President Obama has the opportunity to lift the legacy of the nation's first African-American heavyweight boxing champion, Jack Johnson, off of the canvas.
Johnson held the prestigious heavyweight title for nearly seven years, but the toughest punch he took may have come from the nation's justice system.
Nearly a century ago, Johnson was sentenced to prison for his public affairs with white women, but his biggest crime may in fact have been his years of dominance in the ring against white men.
Sen. John McCain, R-Ariz., and Rep. Peter King, R-N.Y., have led the effort in Congress to get a posthumous pardon for Johnson, who they say was railroaded by racism and jealousy over his athletic prowess.
The two boxing enthusiasts have worked together for several years to get a resolution supporting a pardon for Johnson. This year, for the first time, the measure passed both the House and Senate.
Now the decision rests with Obama.
The White House declined to comment on the Johnson issue, saying it does not comment on any pardon requests, but McCain said he is confident that eventually Obama will issue the pardon.
"It was a miscarriage of justice and one that deserves to be corrected," McCain told ABC News. "It was a stain on our national honor."
King echoed that sentiment.
"This is long overdue," King told ABC News. "We can rectify that and we should rectify that."
The resolution states Johnson should receive a posthumous pardon "to expunge a racially motivated abuse" by the justice system from the "annals of criminal justice in the United States."

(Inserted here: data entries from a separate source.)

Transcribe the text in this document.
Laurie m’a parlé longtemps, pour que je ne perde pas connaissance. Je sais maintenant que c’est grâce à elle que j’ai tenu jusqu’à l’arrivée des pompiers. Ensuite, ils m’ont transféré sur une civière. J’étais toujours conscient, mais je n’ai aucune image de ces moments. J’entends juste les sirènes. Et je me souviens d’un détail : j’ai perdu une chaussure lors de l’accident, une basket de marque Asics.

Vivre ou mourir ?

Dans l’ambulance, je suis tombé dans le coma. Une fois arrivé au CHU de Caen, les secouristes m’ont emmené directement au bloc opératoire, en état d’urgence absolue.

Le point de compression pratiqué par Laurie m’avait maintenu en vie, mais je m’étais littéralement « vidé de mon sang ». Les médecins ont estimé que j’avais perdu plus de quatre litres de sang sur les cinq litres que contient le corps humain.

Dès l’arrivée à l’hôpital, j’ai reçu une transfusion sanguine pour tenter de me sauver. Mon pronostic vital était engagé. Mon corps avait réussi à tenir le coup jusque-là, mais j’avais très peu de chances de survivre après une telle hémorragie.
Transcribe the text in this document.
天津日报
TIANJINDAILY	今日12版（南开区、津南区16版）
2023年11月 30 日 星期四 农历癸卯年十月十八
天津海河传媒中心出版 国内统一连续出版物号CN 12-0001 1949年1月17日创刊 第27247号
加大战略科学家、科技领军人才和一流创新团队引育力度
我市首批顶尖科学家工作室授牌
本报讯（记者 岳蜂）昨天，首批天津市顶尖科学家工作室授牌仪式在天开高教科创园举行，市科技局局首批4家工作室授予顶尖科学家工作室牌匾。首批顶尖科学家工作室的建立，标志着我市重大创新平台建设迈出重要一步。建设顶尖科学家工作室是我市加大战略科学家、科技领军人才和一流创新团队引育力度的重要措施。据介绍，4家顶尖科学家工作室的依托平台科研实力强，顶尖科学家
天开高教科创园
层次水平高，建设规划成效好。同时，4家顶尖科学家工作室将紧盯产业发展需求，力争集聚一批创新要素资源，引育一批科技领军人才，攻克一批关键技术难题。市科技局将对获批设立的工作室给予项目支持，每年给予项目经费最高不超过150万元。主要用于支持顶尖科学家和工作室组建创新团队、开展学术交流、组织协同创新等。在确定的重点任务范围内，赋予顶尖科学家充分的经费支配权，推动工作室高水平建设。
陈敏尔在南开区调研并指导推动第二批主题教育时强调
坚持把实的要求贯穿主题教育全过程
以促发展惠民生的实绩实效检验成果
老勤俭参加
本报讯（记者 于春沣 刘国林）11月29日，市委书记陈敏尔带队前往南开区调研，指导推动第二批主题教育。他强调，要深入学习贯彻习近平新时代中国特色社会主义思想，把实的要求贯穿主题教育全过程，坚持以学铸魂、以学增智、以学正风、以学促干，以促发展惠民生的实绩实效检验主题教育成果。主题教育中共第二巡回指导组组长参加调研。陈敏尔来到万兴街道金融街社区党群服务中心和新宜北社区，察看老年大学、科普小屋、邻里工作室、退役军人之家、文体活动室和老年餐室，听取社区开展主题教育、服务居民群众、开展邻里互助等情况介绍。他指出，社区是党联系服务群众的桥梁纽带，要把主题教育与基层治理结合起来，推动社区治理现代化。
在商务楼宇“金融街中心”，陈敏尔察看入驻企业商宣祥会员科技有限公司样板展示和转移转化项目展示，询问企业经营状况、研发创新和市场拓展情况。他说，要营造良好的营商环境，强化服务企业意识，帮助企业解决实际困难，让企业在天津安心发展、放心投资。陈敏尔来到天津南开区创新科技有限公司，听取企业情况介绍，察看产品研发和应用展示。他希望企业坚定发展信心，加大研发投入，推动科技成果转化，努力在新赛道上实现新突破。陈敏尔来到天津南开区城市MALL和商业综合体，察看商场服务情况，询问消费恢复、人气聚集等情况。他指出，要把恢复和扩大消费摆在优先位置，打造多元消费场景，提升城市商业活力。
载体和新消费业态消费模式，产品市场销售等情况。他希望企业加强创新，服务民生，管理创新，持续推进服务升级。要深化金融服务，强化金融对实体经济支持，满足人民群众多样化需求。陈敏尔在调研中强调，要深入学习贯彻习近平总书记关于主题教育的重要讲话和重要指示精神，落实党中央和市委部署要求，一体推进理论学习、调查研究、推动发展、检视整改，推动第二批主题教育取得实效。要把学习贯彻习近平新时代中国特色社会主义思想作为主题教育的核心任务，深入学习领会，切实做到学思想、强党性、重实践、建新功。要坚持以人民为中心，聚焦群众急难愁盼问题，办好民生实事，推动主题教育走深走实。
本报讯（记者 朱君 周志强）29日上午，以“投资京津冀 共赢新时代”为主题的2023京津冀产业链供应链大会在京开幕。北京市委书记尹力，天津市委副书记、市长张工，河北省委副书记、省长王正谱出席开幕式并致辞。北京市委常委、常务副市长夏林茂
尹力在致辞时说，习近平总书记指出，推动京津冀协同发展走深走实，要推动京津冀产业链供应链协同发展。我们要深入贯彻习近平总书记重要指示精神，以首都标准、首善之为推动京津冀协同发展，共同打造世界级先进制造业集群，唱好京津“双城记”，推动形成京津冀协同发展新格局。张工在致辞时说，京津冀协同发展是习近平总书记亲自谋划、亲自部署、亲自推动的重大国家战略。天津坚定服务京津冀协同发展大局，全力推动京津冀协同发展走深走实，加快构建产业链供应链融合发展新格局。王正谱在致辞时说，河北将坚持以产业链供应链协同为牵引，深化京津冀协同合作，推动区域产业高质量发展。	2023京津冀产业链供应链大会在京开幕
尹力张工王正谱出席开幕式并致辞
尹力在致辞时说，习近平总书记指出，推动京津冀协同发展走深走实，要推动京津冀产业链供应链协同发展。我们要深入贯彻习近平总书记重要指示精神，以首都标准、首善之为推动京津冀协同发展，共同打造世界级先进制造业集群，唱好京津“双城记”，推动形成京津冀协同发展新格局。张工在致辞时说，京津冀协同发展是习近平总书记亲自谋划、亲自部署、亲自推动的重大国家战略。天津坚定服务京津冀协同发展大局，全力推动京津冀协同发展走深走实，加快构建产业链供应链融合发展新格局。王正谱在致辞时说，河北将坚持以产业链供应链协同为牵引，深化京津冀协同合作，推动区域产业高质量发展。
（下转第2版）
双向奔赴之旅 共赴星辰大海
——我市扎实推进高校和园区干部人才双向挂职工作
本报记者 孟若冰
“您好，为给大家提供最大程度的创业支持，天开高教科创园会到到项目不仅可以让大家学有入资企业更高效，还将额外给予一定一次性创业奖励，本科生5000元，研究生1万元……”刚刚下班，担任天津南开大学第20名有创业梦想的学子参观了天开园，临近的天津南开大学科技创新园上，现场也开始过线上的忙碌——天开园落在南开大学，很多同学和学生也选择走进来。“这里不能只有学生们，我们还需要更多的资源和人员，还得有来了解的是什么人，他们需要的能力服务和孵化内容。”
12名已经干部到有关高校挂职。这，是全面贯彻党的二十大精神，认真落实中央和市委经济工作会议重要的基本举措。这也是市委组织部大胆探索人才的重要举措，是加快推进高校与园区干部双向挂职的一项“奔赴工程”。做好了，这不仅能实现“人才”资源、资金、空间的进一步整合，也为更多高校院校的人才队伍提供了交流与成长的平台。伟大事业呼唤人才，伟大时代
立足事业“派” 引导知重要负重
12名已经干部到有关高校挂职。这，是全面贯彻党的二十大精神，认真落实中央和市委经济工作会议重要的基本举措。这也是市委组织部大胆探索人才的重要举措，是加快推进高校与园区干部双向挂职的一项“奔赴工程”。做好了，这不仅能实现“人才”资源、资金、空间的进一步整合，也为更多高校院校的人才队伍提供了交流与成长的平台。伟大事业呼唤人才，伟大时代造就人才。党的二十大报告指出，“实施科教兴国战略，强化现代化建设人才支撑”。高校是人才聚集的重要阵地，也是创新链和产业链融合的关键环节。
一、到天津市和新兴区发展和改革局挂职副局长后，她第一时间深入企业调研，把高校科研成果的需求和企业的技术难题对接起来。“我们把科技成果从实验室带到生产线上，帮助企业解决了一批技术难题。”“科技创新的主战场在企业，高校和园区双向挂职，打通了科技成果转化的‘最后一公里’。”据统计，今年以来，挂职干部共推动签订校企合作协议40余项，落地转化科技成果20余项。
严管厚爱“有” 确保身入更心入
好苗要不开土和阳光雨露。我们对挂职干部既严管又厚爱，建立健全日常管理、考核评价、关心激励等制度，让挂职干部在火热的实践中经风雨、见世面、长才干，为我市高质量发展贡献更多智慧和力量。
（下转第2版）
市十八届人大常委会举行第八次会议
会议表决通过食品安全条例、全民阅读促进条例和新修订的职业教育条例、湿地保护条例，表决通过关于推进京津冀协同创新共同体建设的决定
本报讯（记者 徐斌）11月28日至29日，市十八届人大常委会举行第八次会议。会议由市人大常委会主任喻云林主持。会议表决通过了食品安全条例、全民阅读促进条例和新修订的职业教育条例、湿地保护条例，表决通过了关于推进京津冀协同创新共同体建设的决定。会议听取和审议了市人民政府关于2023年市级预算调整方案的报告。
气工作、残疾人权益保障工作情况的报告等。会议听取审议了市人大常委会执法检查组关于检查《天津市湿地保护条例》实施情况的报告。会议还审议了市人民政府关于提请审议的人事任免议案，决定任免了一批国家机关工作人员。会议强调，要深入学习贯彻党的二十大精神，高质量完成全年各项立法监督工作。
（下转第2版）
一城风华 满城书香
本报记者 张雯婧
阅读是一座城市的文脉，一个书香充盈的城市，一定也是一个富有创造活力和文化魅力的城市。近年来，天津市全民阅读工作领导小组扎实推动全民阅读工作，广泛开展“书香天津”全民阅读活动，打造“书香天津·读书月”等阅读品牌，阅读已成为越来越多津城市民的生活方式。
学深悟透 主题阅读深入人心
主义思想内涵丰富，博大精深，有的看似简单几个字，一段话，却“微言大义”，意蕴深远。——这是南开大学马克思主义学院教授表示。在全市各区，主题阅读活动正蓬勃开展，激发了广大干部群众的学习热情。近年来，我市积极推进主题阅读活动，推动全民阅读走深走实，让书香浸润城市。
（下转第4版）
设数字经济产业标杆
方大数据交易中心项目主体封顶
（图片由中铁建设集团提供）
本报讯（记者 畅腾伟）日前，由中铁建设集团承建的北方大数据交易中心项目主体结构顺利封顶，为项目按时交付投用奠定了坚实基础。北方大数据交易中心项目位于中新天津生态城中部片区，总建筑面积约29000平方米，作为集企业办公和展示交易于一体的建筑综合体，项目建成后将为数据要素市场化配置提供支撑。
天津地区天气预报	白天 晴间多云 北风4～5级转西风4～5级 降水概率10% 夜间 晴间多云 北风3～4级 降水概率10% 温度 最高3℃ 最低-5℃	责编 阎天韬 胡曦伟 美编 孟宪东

It says that the charges against Johnson were brought up "clearly to keep him away from the boxing ring where he continued to defeat his white opponents."
"A terrible wrong was done to him," King said. "He was unjustly prosecuted, unjustly convicted. He was basically destroyed at the height of his career."
Johnson was a lightning rod for controversy, with his flamboyant style, his years of dominance in the boxing ring and his open courting of white women at a time when that was seen as taboo for an African-American man.
Johnson became the first African-American to win boxing's heavyweight crown on Dec. 26, 1908 -- a century before Obama's election as the nation's first black president and nearly 40 years before Jackie Robinson broke the color barrier in Major League Baseball.
Johnson's record in the ring against his mostly white opponents spurred a furious search for a "Great White Hope."
For years Johnson sought a fight with James Jeffries, a hulking white boxer who reigned as heavyweight champion for nearly six years.
Jeffries left the sport rather than face Johnson and risk losing, but later he was convinced to come out of retirement and step into the ring for the ultimate showdown.
The Johnson-Jeffries fight, on July 4, 1910 in Reno, Nev., was deemed the "Battle of the Century," two titans of the sport fighting with not just a title on the line, but significant racial issues as well.
"I am going into this fight for the sole purpose of proving that a white man is better than a Negro," Jeffries said before the fight.
But Johnson prevailed over Jeffries in the 15-round fight. His victory sparked deadly race riots and violence across the nation and further fueled the hostility directed at Johnson.